The real issue for this market is the universal copier printer (UCP) – that’s really encouraging users to embrace colour technology.
The introduction of UCPs, or colour enabled devices. There are two flavours, colour enabled for those customers that require occasional colour and then there are those that require a high percentage of colour documents so they need more of a dedicated machine. Different levels of support are required.
One of the key issues for the office market is that a number of documents are coming back in house. So if you think of some of the marketing collateral things that were outsourced to print shops before, those sort of short runs are coming back into the office because customers want more control, it’s more cost effective, so that means they’re going to require more graphics arts type professional colour as well as business colour and that’s the key issue.
It’s good enough for the everyday worker, but for marketing departments and those sorts of individuals will need professional colour as well. And the devices that can offer both of those types of colour are really going to be the issue. The strategy that Konica Minolta employs is that a device that can serve both markets.
The reason why the cost of colour is coming down is because of the technology that is being deployed. The ability to put four colour on one pass is really the key aspect. The other aspect is the use of chemical toners. – Better quality colour output. Sharper and cheaper.
There will be a very small niche, but ultimately they are on the way out. Because we’re moving to printer paradigm.
Speed vs Price
Vendors can’t differentiate on that alone now. The only way they can really differentiate is with the applications and basically speaking to customers in terms of what their business workflow is, because speed is much of a muchness. Price becomes and issue in relation to colour output, there’s a lot of talk about Ricoh’s cost per page versus Canon and Konica Minolta but that’s always difficult to compare because of colour coverage and the overall volume of customers. The industry cannot afford to get into a price war with cost per copy. We do know it’s going down, at the moment the market is around 7p per page, but you’ve got to take that with a pinch of salt – it depends on the type of customer, the application etc… One thing that’s very clear is what type of customer generates what type of output and that’s the key differentiator, it’s no longer the product itself.
If you’re comparing speed colour speed versus mono speed for different devices it’s easier to look at that to be able to categorise a type of product that are being place in companies, but that’s as far as it really goes in my opinion. Customers are increasingly wanting suppliers to provide them with a solution, something that will help them increase productivity, reduce costs, whatever it is as opposed to this machine prints colour at X speed.
Because colour is going to become an important factor, they’re going to need more support ‘how can I do this, what is the run rate of this, what is the cost of this’ they’re also going to need support for critical applications, making sure machines are not down for those. So as support becomes much more important, and you find particularly with copiers the majority of devices are under lease terms and we would expect that to continue.

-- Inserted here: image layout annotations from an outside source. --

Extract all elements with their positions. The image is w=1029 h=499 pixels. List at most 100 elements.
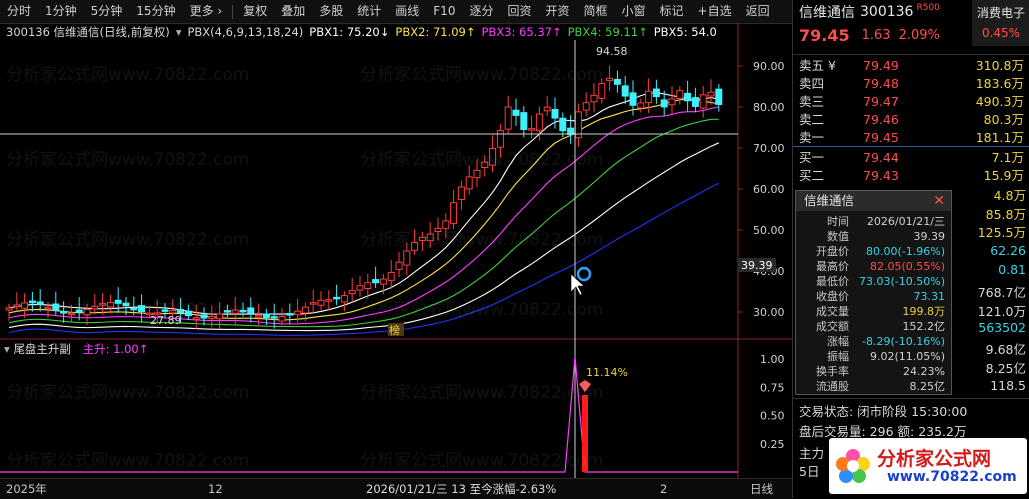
candle-body (83, 308, 91, 316)
quote-stat-value: 8.25亿 (985, 361, 1026, 376)
popup-row-label: 换手率 (816, 365, 849, 378)
candle-body (660, 99, 668, 108)
popup-row-label: 时间 (827, 215, 849, 228)
fund-label: 主力 (799, 446, 825, 461)
candle-body (348, 290, 356, 295)
candle-body (543, 106, 551, 112)
candle-body (130, 307, 138, 311)
candle-body (403, 250, 411, 266)
candle-body (387, 271, 395, 281)
candle-body (216, 313, 224, 320)
quote-stat-value: 4.8万 (993, 188, 1026, 203)
order-book-row[interactable]: 卖四 79.48 183.6万 (793, 75, 1029, 92)
popup-row-value: 39.39 (913, 230, 946, 243)
popup-row-value: 24.23% (903, 365, 945, 378)
order-book-row[interactable]: 卖二 79.46 80.3万 (793, 111, 1029, 128)
popup-row: 流通股 8.25亿 (796, 379, 951, 394)
level-volume: 310.8万 (975, 58, 1024, 73)
candle-body (699, 94, 707, 109)
quote-stat-value: 118.5 (990, 378, 1026, 393)
kline-chart[interactable]: 90.0080.0070.0060.0050.0040.0030.0039.39… (0, 0, 792, 478)
candle-body (426, 233, 434, 242)
order-book-row[interactable]: 卖三 79.47 490.3万 (793, 93, 1029, 110)
site-logo: 分析家公式网 www.70822.com (829, 438, 1027, 494)
candle-body (512, 109, 520, 116)
sector-change: 0.45% (981, 26, 1021, 40)
level-price: 79.49 (863, 58, 899, 73)
candle-body (645, 90, 653, 104)
candle-body (598, 83, 606, 99)
sub-indicator-title[interactable]: 尾盘主升副 (13, 342, 71, 356)
candle-body (715, 88, 723, 105)
close-icon[interactable]: ✕ (933, 191, 945, 211)
candle-body (613, 78, 621, 85)
bar-info-popup: 信维通信 ✕ 时间 2026/01/21/三 数值 39.39 开盘价 80.00(-1.… (795, 190, 952, 395)
popup-row: 收盘价 73.31 (796, 289, 951, 304)
candle-body (707, 91, 715, 97)
popup-row-label: 流通股 (816, 380, 849, 393)
candle-body (262, 313, 270, 319)
level-label: 买一 (799, 150, 825, 165)
candle-body (629, 92, 637, 106)
divider (793, 398, 1029, 399)
candle-body (606, 77, 614, 82)
candle-body (340, 295, 348, 303)
popup-row-value: -8.29(-10.16%) (862, 335, 945, 348)
period-label[interactable]: 日线 (750, 479, 773, 499)
candle-body (442, 220, 450, 229)
candle-body (520, 112, 528, 130)
order-book-row[interactable]: 卖五 ¥ 79.49 310.8万 (793, 57, 1029, 74)
stock-name: 信维通信 (799, 4, 855, 21)
candle-body (434, 227, 442, 232)
candle-body (5, 307, 13, 311)
sector-box[interactable]: 消费电子 0.45% (972, 0, 1029, 46)
price-axis-label: 60.00 (753, 183, 785, 196)
candle-body (621, 85, 629, 97)
candle-body (652, 88, 660, 98)
candle-body (317, 299, 325, 306)
candle-body (504, 106, 512, 130)
level-price: 79.43 (863, 168, 899, 183)
candle-body (372, 279, 380, 284)
popup-row-value: 82.05(0.55%) (869, 260, 945, 273)
price-axis-label: 80.00 (753, 101, 785, 114)
quote-stat-value: 9.68亿 (985, 342, 1026, 357)
candle-body (411, 241, 419, 251)
price-axis-label: 70.00 (753, 142, 785, 155)
candle-body (481, 161, 489, 168)
popup-row-label: 振幅 (827, 350, 849, 363)
level-volume: 80.3万 (983, 112, 1024, 127)
order-book-row[interactable]: 买一 79.44 7.1万 (793, 149, 1029, 166)
candle-body (637, 102, 645, 109)
popup-row: 时间 2026/01/21/三 (796, 214, 951, 229)
candle-body (379, 278, 387, 285)
month-label: 2 (660, 482, 668, 496)
price-change-pct: 2.09% (898, 27, 940, 43)
candle-body (231, 309, 239, 314)
popup-row-value: 2026/01/21/三 (866, 215, 945, 228)
popup-row: 换手率 24.23% (796, 364, 951, 379)
candle-body (255, 315, 263, 318)
cursor-marker-icon (576, 266, 592, 282)
candle-body (60, 311, 68, 314)
candle-body (325, 299, 333, 302)
flower-logo-icon (836, 449, 870, 483)
level-volume: 181.1万 (975, 130, 1024, 145)
last-price: 79.45 (799, 25, 850, 45)
stock-code: 300136 (860, 3, 914, 20)
year-label: 2025年 (6, 482, 47, 496)
order-book-row[interactable]: 卖一 79.45 181.1万 (793, 129, 1029, 146)
candle-body (200, 314, 208, 319)
sub-indicator-dropdown-icon[interactable]: ▾ (4, 342, 10, 356)
quote-stat-value: 62.26 (990, 243, 1026, 258)
popup-row-label: 数值 (827, 230, 849, 243)
cursor-date-info: 2026/01/21/三 13 至今涨幅-2.63% (366, 482, 557, 496)
candle-body (208, 316, 216, 319)
high-price-annotation: 94.58 (596, 45, 628, 58)
candle-body (457, 186, 465, 200)
candle-body (301, 306, 309, 314)
level-label: 卖五 ¥ (799, 58, 836, 73)
order-book-row[interactable]: 买二 79.43 15.9万 (793, 167, 1029, 184)
candle-body (364, 282, 372, 290)
candle-body (676, 90, 684, 100)
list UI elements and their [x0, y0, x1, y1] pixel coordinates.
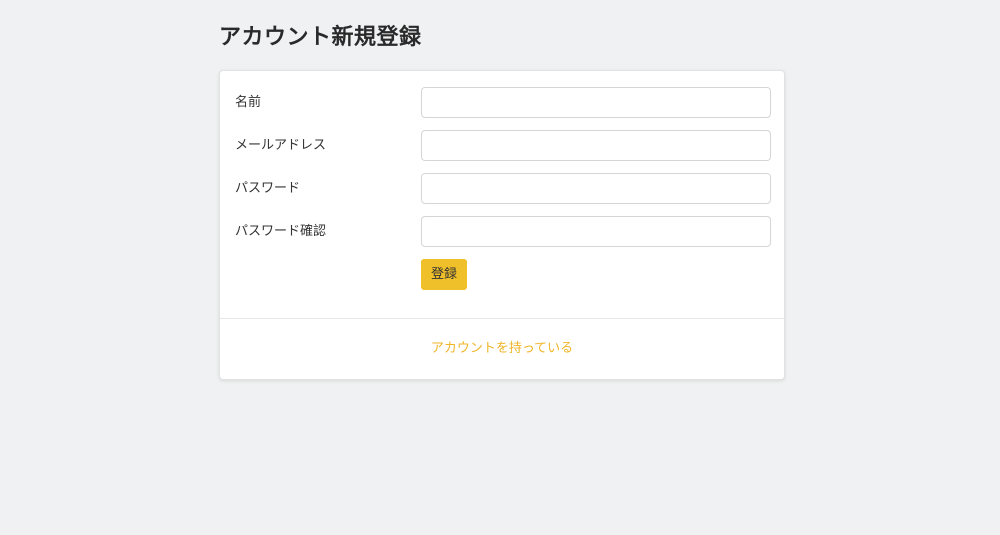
page-title: アカウント新規登録 [219, 25, 422, 50]
password-row: パスワード [220, 173, 784, 204]
name-row: 名前 [220, 87, 784, 118]
password-confirm-label: パスワード確認 [235, 224, 327, 239]
card-footer: アカウントを持っている [220, 319, 784, 379]
registration-card: 名前 メールアドレス パスワード パスワード確認 登録 アカウントを持っている [219, 70, 785, 380]
password-input[interactable] [421, 173, 771, 204]
login-link[interactable]: アカウントを持っている [431, 340, 573, 358]
email-row: メールアドレス [220, 130, 784, 161]
registration-form: 名前 メールアドレス パスワード パスワード確認 登録 [220, 71, 784, 318]
name-label: 名前 [235, 95, 262, 110]
password-confirm-input[interactable] [421, 216, 771, 247]
name-input[interactable] [421, 87, 771, 118]
email-input[interactable] [421, 130, 771, 161]
email-label: メールアドレス [235, 138, 327, 153]
password-confirm-row: パスワード確認 [220, 216, 784, 247]
register-button[interactable]: 登録 [421, 259, 467, 290]
registration-page: アカウント新規登録 名前 メールアドレス パスワード パスワード確認 登録 アカ… [0, 0, 1000, 535]
password-label: パスワード [235, 181, 301, 196]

Cost per print – if you think about five years ago or so the issue was related to the reliability of the device and providing appropriate finishing. From a tech point of vie w all of those issues went away about two years, because of single pass, once that was resolved the overall cost, the physical cost of the device in terms of printing colour on that device, that changed everything. The fact that customers are not penalised for producing black and white on a colour device, once that was eliminated then you can put it in an open office environment.
Single pass will become the standard, we’re still a little way from that but ultimately they will become the standard.
It’s really important that people realise that it’s not about replacing a black and white device with colour device, it’s really about resolving a business problem and that is a very different way of operating. The office market has always been very focused on the device itself, the specification and so on, but the actual device itself is now secondary to the customers uppermost thought which is “How do I get the best out of the machines that I currently have?” and not necessarily about buying a new machine. There’s always an importance of, if you’re buying machines how does that enhance what you’ve currently got. Customers are looking at balanced deployments now.